Electrically-erasable programmable read only memory (E2PROM), silicon oxide nitride oxide silicon (SONOS) and/or metal oxide nitride oxide silicon (MONOS) based embedded non volatile memory technologies mostly require larger chip area, higher voltage operation, and more process mask layers compared to the recent emerging resistive memory (ReRAM) technology. As emerging ReRAM technology is advanced towards robust reliability (endurance and retention) and high performance (speed and power) by a better selection of transition metal oxide and its switching device, it could be a potential candidate to consider an embedded ReRAM implementation into recent nano meter logic technologies, and/or manufacturing deep submicron CMOS production nodes due to its superior scalability.
Compared to silicon on insulator (SOI) based embedded DRAM having high density and fast access time, the embedded ReRAM can be a potential candidate due to a simple cell scalability advantage with only 3-4 extra masks and less process complexity due to self-alignment process.
Resistive memory device, e.g., resistive switching nonvolatile random access memory is formed using memory elements that have two or more stable states with different resistances. Bistable memory has two stable states. A bistable memory element can be placed in a high resistance state (HRS) or a low resistance state (LRS) by application of suitable voltages or currents. Voltage pulses are typically used to switch the memory element from one resistance state to the other. Nondestructive read operations can be performed to ascertain the value of a data bit that is stored in a memory cell.
Resistive switching based on transition metal oxide switching elements formed of metal oxide films has been demonstrated.
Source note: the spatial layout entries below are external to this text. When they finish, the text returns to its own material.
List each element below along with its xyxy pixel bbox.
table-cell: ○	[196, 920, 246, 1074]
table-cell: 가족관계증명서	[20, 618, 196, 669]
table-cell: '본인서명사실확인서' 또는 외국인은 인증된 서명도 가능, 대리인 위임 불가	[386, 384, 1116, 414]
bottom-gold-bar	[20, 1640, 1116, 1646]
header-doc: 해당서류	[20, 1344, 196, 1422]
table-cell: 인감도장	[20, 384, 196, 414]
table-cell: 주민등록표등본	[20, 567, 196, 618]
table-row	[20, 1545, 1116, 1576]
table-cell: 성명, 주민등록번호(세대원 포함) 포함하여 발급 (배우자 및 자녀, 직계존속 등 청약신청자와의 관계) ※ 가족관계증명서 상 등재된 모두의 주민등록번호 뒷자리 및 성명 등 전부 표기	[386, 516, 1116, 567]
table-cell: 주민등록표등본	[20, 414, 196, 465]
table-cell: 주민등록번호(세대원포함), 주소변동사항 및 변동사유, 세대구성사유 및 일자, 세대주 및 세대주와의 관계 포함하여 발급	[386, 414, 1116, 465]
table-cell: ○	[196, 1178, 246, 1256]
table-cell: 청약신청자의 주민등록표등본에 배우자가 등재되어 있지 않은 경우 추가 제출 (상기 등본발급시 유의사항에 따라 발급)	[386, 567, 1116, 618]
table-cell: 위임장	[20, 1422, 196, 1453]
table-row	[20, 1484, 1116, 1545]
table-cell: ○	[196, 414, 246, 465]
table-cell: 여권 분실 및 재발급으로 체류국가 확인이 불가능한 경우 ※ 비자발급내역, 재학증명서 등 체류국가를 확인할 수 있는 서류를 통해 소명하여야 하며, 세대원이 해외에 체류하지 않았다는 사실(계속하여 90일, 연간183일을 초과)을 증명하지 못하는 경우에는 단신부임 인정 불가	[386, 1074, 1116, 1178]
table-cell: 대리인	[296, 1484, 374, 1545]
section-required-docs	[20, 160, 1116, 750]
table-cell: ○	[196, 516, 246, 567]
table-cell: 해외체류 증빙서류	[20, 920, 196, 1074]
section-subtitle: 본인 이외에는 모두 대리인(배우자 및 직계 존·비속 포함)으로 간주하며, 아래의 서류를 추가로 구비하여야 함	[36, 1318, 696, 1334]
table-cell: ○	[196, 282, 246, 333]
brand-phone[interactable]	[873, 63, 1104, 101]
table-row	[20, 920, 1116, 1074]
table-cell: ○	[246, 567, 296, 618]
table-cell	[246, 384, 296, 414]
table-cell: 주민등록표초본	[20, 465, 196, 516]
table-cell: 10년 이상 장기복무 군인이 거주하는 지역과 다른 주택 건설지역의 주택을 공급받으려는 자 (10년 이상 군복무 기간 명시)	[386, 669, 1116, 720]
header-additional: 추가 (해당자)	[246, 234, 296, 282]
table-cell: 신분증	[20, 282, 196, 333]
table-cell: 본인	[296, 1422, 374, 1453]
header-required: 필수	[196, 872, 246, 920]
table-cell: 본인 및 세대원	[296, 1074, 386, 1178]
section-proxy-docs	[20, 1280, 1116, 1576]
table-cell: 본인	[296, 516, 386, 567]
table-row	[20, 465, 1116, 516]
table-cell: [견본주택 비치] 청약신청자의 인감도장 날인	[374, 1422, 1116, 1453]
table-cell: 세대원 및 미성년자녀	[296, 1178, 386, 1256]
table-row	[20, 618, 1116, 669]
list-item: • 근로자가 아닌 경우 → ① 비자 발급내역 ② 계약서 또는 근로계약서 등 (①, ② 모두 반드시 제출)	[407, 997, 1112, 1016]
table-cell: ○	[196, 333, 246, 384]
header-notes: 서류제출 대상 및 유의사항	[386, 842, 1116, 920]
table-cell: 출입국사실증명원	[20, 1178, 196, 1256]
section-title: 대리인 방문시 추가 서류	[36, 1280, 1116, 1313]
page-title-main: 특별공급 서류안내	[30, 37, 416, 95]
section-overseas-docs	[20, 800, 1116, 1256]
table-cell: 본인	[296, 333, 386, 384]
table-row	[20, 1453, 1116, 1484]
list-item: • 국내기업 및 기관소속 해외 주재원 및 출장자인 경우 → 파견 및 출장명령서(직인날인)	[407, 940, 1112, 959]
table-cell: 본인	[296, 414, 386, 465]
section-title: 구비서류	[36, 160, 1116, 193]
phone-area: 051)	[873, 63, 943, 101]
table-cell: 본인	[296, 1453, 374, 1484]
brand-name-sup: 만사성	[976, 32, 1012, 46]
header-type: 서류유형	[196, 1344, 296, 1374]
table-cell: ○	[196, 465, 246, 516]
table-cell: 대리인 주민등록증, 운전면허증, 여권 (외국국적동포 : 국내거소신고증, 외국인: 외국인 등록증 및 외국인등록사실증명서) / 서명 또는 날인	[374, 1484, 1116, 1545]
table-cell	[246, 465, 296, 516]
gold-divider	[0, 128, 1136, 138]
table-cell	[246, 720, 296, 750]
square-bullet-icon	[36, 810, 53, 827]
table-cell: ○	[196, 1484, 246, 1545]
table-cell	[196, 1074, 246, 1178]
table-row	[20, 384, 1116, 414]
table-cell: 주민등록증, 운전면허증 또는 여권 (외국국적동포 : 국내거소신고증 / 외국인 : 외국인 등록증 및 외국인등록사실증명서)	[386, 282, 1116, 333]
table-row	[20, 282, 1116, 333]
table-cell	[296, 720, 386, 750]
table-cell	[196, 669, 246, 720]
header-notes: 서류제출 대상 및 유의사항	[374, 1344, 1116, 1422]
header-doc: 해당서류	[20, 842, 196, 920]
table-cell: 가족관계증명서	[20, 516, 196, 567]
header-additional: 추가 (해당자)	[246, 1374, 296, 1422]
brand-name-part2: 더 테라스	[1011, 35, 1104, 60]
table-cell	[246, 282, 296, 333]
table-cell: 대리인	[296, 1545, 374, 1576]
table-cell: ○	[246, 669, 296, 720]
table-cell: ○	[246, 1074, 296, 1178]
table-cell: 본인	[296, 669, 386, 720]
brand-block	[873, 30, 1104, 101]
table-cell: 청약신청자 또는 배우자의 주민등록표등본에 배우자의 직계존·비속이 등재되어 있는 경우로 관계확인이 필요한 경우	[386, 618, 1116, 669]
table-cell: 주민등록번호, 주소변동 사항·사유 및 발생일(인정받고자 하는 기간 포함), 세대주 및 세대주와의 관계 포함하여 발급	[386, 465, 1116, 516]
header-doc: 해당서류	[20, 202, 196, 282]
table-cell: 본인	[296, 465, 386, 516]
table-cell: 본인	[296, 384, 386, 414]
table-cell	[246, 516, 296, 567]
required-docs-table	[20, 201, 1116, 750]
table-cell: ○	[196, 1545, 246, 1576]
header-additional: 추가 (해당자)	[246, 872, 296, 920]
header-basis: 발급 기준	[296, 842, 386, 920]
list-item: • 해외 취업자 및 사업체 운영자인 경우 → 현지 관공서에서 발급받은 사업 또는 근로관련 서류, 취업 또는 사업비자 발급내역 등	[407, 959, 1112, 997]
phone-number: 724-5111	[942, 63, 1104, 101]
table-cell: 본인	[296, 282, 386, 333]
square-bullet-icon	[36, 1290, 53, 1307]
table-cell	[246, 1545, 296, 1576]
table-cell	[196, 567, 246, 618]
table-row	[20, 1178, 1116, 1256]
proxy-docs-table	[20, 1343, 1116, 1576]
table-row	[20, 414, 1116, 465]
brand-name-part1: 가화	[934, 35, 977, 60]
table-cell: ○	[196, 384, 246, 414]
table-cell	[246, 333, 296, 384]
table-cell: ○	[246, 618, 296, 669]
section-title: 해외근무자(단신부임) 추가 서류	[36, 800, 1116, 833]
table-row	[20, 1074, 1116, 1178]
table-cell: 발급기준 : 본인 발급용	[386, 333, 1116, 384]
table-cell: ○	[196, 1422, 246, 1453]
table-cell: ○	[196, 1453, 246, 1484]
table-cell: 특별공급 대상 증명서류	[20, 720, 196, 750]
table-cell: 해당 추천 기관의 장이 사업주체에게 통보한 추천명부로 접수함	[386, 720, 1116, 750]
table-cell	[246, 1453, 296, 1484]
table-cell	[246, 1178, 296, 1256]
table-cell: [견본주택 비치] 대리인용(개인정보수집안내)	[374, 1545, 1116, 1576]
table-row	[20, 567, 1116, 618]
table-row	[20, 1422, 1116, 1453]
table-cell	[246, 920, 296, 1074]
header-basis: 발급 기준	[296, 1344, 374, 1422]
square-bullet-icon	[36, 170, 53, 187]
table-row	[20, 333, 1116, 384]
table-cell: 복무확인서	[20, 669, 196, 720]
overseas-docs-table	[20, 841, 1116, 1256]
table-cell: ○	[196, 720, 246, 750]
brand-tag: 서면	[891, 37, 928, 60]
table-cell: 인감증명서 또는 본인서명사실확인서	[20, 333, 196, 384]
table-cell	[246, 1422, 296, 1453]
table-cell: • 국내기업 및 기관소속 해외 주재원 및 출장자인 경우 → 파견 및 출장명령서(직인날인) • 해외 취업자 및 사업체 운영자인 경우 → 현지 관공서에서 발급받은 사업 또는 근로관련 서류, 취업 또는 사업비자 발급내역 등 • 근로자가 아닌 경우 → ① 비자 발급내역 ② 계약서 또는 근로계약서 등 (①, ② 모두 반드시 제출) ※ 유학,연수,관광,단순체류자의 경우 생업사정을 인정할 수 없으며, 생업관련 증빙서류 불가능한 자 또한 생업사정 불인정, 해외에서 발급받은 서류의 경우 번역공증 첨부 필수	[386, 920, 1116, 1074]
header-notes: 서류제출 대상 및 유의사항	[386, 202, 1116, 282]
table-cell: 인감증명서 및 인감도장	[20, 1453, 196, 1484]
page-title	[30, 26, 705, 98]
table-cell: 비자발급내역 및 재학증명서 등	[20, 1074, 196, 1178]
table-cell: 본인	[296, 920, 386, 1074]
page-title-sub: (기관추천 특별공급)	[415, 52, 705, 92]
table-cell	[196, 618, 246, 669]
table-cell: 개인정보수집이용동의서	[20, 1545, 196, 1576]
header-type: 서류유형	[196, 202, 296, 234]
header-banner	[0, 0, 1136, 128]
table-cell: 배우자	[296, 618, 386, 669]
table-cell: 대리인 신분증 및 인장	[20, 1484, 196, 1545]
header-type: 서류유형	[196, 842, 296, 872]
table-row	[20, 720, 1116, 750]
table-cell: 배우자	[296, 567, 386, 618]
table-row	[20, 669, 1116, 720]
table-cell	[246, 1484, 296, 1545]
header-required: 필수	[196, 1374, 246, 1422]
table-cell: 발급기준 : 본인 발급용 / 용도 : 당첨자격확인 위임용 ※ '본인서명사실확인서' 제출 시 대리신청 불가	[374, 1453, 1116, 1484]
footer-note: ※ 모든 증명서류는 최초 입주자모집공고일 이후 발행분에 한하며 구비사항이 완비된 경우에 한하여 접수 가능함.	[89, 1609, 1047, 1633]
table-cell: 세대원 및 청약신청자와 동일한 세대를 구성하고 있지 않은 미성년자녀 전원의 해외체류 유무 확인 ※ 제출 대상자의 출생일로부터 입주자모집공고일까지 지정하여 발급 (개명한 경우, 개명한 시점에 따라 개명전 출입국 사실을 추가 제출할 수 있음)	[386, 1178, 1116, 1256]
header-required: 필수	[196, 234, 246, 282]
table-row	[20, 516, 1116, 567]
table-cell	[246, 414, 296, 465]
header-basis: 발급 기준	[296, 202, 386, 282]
Although metal oxide films such as these exhibit bistability, the resistance of these films and the ratio of the high-to-low resistance states are often insufficient to be of use within a practical nonvolatile memory device. For instance, the resistance states of the metal oxide film should preferably be significant as compared to that of the system (e.g., the memory device and associated circuitry) so that any change in the resistance state change is perceptible. The variation of the difference in resistive states is related to the resistance of the resistive switching layer. Therefore, a low resistance metal oxide film may not form a reliable nonvolatile memory device. For example, in a nonvolatile memory that has conductive lines formed of a relatively high resistance metal such as tungsten, the resistance of the conductive lines may overwhelm the resistance of the metal oxide resistive switching element. Therefore, the state of the bistable metal oxide resistive switching element may be difficult or impossible to sense.
Therefore, there is a need for a ReRAM design that can meet the design criteria for advanced memory devices.